Similarly, if one of you turned 62 before January 2, 2016, you might be able to use a limited filing strategy to collect spousal payments for a few years. Then you can switch to your own benefit amount when you reach age 70 to get delayed retirement credits and a higher amount.
Receiving Benefits for a Former Spouse
If you are not currently married but were married in the past for at least 10 years, you may still be able to apply for spousal or survivor benefits. These benefits will be based on your ex-spouse’s earnings. Many divorced individuals are not aware of their payment options based on their former spouse’s earnings record. Look into all your options so you can claim in a way that benefits you more from your income at retirement.
Limiting Your Taxes
Under IRS rules, some people may have to pay federal income tax on up to 50% of their Social Security benefits. They may also have to pay a tax on 85% of their Social Security payments if they are earning a substantial amount of combined income.

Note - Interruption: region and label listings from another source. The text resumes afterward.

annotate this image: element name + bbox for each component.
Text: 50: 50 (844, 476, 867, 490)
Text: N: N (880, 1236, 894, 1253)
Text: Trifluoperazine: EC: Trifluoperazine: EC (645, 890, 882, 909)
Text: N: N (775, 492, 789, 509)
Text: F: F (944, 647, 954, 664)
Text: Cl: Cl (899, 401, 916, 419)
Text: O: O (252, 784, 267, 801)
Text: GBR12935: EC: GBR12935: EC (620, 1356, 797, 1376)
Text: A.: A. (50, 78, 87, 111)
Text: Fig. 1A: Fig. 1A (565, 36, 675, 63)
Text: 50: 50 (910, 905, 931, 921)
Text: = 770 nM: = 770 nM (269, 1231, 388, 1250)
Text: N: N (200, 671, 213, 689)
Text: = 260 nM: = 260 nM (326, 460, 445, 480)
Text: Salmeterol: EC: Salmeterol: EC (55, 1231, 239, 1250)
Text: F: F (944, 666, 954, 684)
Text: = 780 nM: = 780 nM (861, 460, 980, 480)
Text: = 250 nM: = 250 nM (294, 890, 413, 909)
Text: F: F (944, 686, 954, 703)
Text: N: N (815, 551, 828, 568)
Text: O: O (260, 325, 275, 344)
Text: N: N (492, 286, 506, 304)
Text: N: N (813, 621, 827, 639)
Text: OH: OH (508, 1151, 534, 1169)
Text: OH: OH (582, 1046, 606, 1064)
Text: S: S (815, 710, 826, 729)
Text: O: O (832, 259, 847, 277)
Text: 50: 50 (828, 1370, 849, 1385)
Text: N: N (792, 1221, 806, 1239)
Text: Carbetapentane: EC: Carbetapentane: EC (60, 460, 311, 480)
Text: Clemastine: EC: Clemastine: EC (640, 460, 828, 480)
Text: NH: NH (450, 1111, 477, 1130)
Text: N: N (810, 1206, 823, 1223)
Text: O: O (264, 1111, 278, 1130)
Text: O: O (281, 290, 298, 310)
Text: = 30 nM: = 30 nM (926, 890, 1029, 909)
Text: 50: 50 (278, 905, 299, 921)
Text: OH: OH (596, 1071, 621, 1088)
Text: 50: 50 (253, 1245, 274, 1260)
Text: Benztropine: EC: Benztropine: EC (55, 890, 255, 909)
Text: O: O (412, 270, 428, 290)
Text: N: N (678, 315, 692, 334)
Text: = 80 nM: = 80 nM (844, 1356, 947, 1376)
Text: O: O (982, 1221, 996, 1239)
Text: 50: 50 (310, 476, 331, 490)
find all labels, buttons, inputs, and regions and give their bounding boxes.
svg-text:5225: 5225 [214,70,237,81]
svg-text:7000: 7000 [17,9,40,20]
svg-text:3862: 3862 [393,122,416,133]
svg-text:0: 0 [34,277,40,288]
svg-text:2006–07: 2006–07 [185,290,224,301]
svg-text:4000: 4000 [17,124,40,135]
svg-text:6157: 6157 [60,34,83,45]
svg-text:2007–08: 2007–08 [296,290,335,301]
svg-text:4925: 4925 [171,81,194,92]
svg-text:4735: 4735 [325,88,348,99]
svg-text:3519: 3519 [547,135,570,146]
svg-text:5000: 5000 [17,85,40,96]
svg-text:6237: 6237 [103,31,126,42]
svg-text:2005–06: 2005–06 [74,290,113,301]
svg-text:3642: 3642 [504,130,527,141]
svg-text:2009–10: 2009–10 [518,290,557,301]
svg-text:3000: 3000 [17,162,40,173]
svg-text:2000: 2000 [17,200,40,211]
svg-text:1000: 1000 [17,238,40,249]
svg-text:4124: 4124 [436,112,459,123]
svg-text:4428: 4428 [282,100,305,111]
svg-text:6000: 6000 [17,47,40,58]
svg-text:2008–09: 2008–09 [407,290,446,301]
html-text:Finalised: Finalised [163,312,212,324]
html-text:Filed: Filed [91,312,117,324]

The IRS determines combined income by adding together non-taxable interest, half of your Social Security payments, and your adjusted gross income. If your combined income is between $25,000 and $34,000 as a single filer or between $32,000 and $44,000 as a joint filer, you will pay tax on up to 50% of your benefits. If your combined income is above the upper limit of those ranges, you will pay tax on up to 85% of your benefits.
You can spread out other income you earn over several years instead of taking it all in one year. Using this method can help you limit taxes on your payments and keep a larger portion of your Social Security income. For example, if you have a 401(k) account, do not withdraw too much from it in one year.
Calculation
Mathematics
The best way to get an approximate estimate of your future Social Security payments and see how increases may affect them is to use an online Social Security calculator. For example, the quick Social Security calculator predicts your benefit amount based on your birth date, current earnings, and the retirement date you will set. Enter some values to see how your choices might affect your payment amount.
As you approach your retirement date, include your payment amount in an income plan that incorporates your assets and other income sources. You will get a complete picture of what your financial picture will look like once you decide to retire.
The information in this article is not tax or legal advice and should not be treated as such. State and federal laws change frequently, and the information provided in this article may not reflect your state’s laws or the most current changes in the law. For current tax or legal advice, please consult a tax advisor or attorney.